Open zfxSteven opened 3 years ago
sent2vec uses "distilbert-base-uncased" as default model. For other languages you need to use the "bert-base-multilingual-cased" model. You can find the documentation here:
https://huggingface.co/bert-base-multilingual-cased
Sorry for the bad translation (I used Google Translate) but this is how you can apply sent2vec to another language
sentences = [
"这是一本学习 NLP 的好书",
"DistilBERT 是一个了不起的 NLP 模型",
"我们可以交替使用嵌入、编码或矢量化。

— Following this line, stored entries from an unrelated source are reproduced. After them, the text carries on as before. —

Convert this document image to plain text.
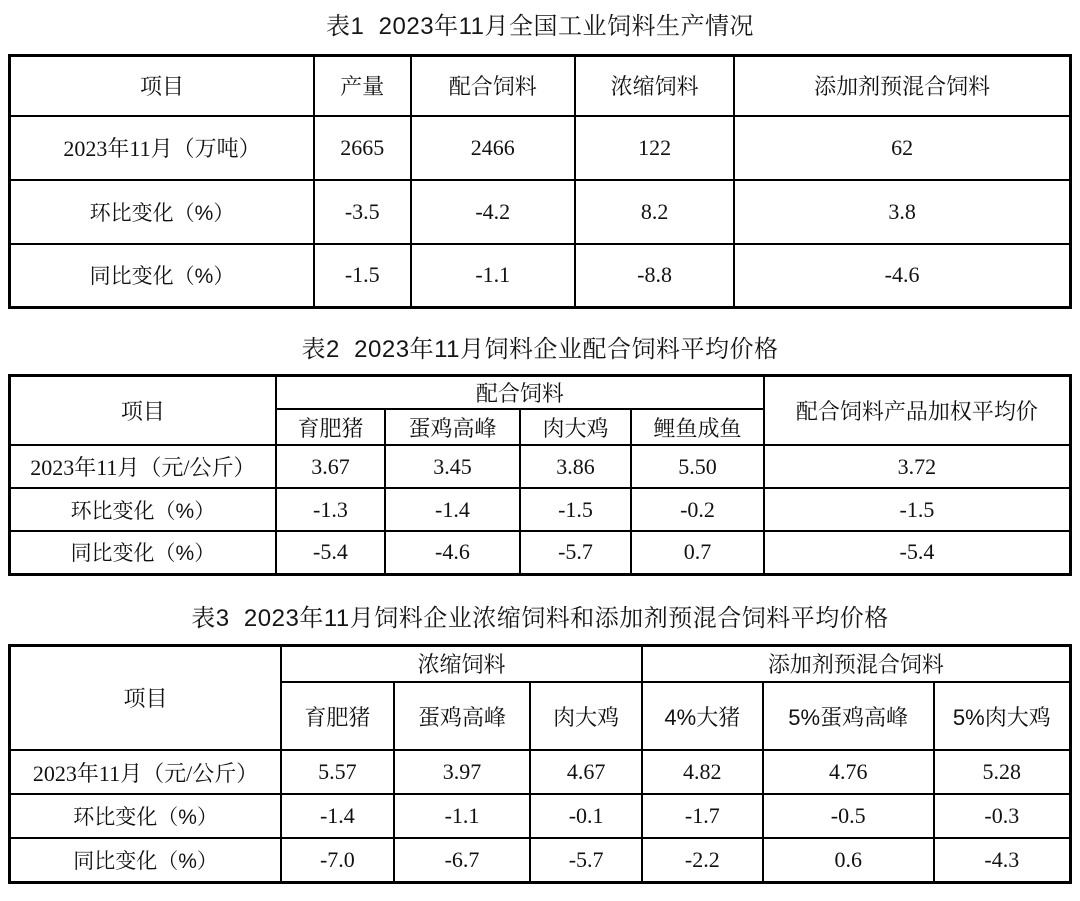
表1  2023年11月全国工业饲料生产情况
项目	产量	配合饲料	浓缩饲料	添加剂预混合饲料
2023年11月（万吨）	2665	2466	122	62
环比变化（%）	-3.5	-4.2	8.2	3.8
同比变化（%）	-1.5	-1.1	-8.8	-4.6
表2  2023年11月饲料企业配合饲料平均价格
项目	配合饲料				配合饲料产品加权平均价
	育肥猪	蛋鸡高峰	肉大鸡	鲤鱼成鱼	
2023年11月（元/公斤）	3.67	3.45	3.86	5.50	3.72
环比变化（%）	-1.3	-1.4	-1.5	-0.2	-1.5
同比变化（%）	-5.4	-4.6	-5.7	0.7	-5.4
表3  2023年11月饲料企业浓缩饲料和添加剂预混合饲料平均价格
项目	浓缩饲料			添加剂预混合饲料		
	育肥猪	蛋鸡高峰	肉大鸡	4%大猪	5%蛋鸡高峰	5%肉大鸡
2023年11月（元/公斤）	5.57	3.97	4.67	4.82	4.76	5.28
环比变化（%）	-1.4	-1.1	-0.1	-1.7	-0.5	-0.3
同比变化（%）	-7.0	-6.7	-5.7	-2.2	0.6	-4.3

",
]
vectorizer = Vectorizer()
vectorizer.bert(sentences, pretrained_weights='bert-base-multilingual-cased')
vectors = vectorizer.vectors
from scipy import spatial
dist_1 = spatial.distance.cosine(vectors[0], vectors[1])
dist_2 = spatial.distance.cosine(vectors[0], vectors[2])
print('dist_1: {0}, dist_2: {1}'.format(dist_1, dist_2))
assert dist_1 < dist_2
That returns the following result:
dist_1: 0.019039809703826904, dist_2: 0.029676854610443115
I hope this helps.
sent2vec is a wrapper around Bert and Word2Vec models. So, as long as the original model supports Chinese, sent2vec works accordingly.